One in five people suffer from anxiety or depression and there are organisations that are there to help, but people are afraid to step out and say, ‘I need help.’ As an artist you’re always trying to present the best impression of yourself. You want to attract people to you.
It’s about letting people know that it’s OK to talk about things, to go and get help and regularly look inwards and assess where you are inside as well as what you’re doing externally for your music.
Encouraging people to live well seems to be a message that people want to hear.
A lot of people now have been coming out and talking about mental health issues.
Looking at Kanye with his outbursts you think, ‘Man, that shouldn’t be happening.’ There should be some sort of duty of care, platforms shouldn’t be pushing people to the forefront without some form of warning of what pressures might be ahead.
With industry pressures and the worry that if you achieve success it might not last, it could be easy for artists to start thinking: ‘I need to keep selling myself and getting myself out there and “no publicity is bad publicity”, so if it’s a big scandal, and that’s the way I hit the headlines then so be it.’ How do you manage that as an artist? Is there a better way to view the whole situation?
One of the key areas I talk about is ‘your big idea.’ It’s about having a strong direction and focus on what it is that you want from the industry and why you’re making music in the first place. What difference are you making to the lives of the people around you and your own life? When you have that as a foundation everything else can plug into it.
Your big idea will evolve. It’s okay to regularly assess and allow that to happen organically.
I also talk about your belief in yourself and how important it is to have positive influences around you. Don’t feel bad about getting rid of people even if they’re your family members.

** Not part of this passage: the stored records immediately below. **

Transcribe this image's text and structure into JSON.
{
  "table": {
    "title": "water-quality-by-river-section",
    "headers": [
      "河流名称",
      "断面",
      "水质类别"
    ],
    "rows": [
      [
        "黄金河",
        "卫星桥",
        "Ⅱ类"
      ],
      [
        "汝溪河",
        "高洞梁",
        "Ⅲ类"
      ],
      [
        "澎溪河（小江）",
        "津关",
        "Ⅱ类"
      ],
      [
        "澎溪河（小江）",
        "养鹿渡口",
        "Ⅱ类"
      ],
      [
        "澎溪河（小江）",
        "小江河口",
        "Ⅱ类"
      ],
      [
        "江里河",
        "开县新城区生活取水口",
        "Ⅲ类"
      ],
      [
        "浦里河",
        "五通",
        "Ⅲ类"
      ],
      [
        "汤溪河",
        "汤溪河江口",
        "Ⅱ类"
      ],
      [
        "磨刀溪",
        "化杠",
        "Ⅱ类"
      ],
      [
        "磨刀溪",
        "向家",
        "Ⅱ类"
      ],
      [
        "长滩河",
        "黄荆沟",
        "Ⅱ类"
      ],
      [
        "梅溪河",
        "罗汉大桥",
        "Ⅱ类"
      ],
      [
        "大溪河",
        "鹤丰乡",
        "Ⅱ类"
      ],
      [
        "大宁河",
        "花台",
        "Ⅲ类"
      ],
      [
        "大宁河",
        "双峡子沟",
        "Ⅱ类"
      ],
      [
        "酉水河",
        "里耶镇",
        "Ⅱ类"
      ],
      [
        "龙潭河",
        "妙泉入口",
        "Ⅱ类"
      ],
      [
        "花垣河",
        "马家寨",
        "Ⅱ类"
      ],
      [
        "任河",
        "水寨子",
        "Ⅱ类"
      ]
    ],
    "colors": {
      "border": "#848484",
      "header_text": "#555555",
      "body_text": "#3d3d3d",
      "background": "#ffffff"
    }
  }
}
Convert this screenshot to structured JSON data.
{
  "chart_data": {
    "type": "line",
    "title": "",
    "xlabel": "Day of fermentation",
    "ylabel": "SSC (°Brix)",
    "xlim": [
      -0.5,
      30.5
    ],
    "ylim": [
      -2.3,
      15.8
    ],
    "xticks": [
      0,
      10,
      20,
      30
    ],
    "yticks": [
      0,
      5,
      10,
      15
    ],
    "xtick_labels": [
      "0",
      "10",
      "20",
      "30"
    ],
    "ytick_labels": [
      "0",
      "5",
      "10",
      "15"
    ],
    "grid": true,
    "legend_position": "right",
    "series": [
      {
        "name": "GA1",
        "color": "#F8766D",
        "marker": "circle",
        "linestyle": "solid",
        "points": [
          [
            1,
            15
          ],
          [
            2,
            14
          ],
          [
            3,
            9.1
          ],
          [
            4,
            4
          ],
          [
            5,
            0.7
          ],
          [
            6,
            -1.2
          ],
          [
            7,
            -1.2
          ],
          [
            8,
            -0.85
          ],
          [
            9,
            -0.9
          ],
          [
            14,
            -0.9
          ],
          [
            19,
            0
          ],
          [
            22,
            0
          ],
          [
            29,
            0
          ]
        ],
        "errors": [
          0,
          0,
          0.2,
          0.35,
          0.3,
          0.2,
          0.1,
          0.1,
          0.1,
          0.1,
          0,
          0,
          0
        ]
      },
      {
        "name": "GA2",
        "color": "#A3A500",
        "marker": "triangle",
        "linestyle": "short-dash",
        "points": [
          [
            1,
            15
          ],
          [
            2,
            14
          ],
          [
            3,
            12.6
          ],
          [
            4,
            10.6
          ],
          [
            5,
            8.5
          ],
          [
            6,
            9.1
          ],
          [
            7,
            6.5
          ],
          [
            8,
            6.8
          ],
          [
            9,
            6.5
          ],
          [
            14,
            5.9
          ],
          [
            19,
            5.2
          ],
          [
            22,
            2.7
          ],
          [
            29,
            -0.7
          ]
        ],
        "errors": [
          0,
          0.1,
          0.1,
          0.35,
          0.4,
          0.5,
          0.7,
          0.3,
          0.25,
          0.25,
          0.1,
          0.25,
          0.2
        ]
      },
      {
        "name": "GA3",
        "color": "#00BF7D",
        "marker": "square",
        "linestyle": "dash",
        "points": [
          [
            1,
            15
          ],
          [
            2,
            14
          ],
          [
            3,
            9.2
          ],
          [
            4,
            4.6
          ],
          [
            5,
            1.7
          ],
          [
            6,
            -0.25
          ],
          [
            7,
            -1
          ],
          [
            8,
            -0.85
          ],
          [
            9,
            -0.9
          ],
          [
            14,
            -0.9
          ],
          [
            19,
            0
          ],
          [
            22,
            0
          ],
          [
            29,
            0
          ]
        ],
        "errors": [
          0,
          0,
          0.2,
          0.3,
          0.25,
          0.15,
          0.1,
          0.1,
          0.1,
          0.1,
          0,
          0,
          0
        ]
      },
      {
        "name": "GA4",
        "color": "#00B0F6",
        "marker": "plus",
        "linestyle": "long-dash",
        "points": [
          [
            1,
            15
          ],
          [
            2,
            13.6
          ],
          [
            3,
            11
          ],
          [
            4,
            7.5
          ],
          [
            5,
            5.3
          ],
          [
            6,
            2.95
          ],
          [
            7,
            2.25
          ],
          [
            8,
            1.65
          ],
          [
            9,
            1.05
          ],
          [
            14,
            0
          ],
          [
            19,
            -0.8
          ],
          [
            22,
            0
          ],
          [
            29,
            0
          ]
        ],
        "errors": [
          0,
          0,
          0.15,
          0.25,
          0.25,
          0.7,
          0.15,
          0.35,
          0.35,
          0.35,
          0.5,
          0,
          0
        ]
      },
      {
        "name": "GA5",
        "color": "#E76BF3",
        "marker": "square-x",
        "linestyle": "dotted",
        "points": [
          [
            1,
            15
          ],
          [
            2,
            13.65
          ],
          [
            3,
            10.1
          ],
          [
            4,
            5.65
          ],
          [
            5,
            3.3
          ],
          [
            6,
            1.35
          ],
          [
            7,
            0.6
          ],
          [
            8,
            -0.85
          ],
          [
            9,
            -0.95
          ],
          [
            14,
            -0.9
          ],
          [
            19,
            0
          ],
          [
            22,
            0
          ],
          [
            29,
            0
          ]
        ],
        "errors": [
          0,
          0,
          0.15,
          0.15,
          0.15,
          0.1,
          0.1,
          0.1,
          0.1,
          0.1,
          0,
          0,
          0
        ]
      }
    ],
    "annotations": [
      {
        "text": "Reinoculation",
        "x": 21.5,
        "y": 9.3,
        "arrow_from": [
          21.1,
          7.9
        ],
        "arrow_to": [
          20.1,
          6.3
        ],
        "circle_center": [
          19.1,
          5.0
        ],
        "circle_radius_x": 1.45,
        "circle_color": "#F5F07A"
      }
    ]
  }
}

Say: ‘look, I love you but I need to create a space away from you because this is harmful.’
It’s great that you’re trying to get a message of care out there to others in the music industry. Do you think there are enough people voicing that message at the moment to get it across?
It would be nice to hear more. I like to look at the more holistic side of things, wellness from the inside out, and how changing ourselves can have an impact on the world.
There is a focus on the younger generation, but there are people in their 30s, 50s, and more, who have been making music for a while, are disenfranchised and feel uncomfortable reaching out for help on how to develop their career because they’re a lot older.
In my book I also talk about building emotional intelligence and maturity, skills, network, and relationships. With that you can create experiences which feed into your songwriting, feed into your belief in yourself and help you to evolve your big idea about where you want to go and why you want to get there.
It’s also about balancing making money with feeding into your community, creating this kind of cycle of giving that means that everyone grows and you have something to fall back on.
Sometimes people get some success and only think about themselves. They forget about how they got there. Building that team and figuring out how we can help each other and make it sustainable without burning out – that’s what’s important.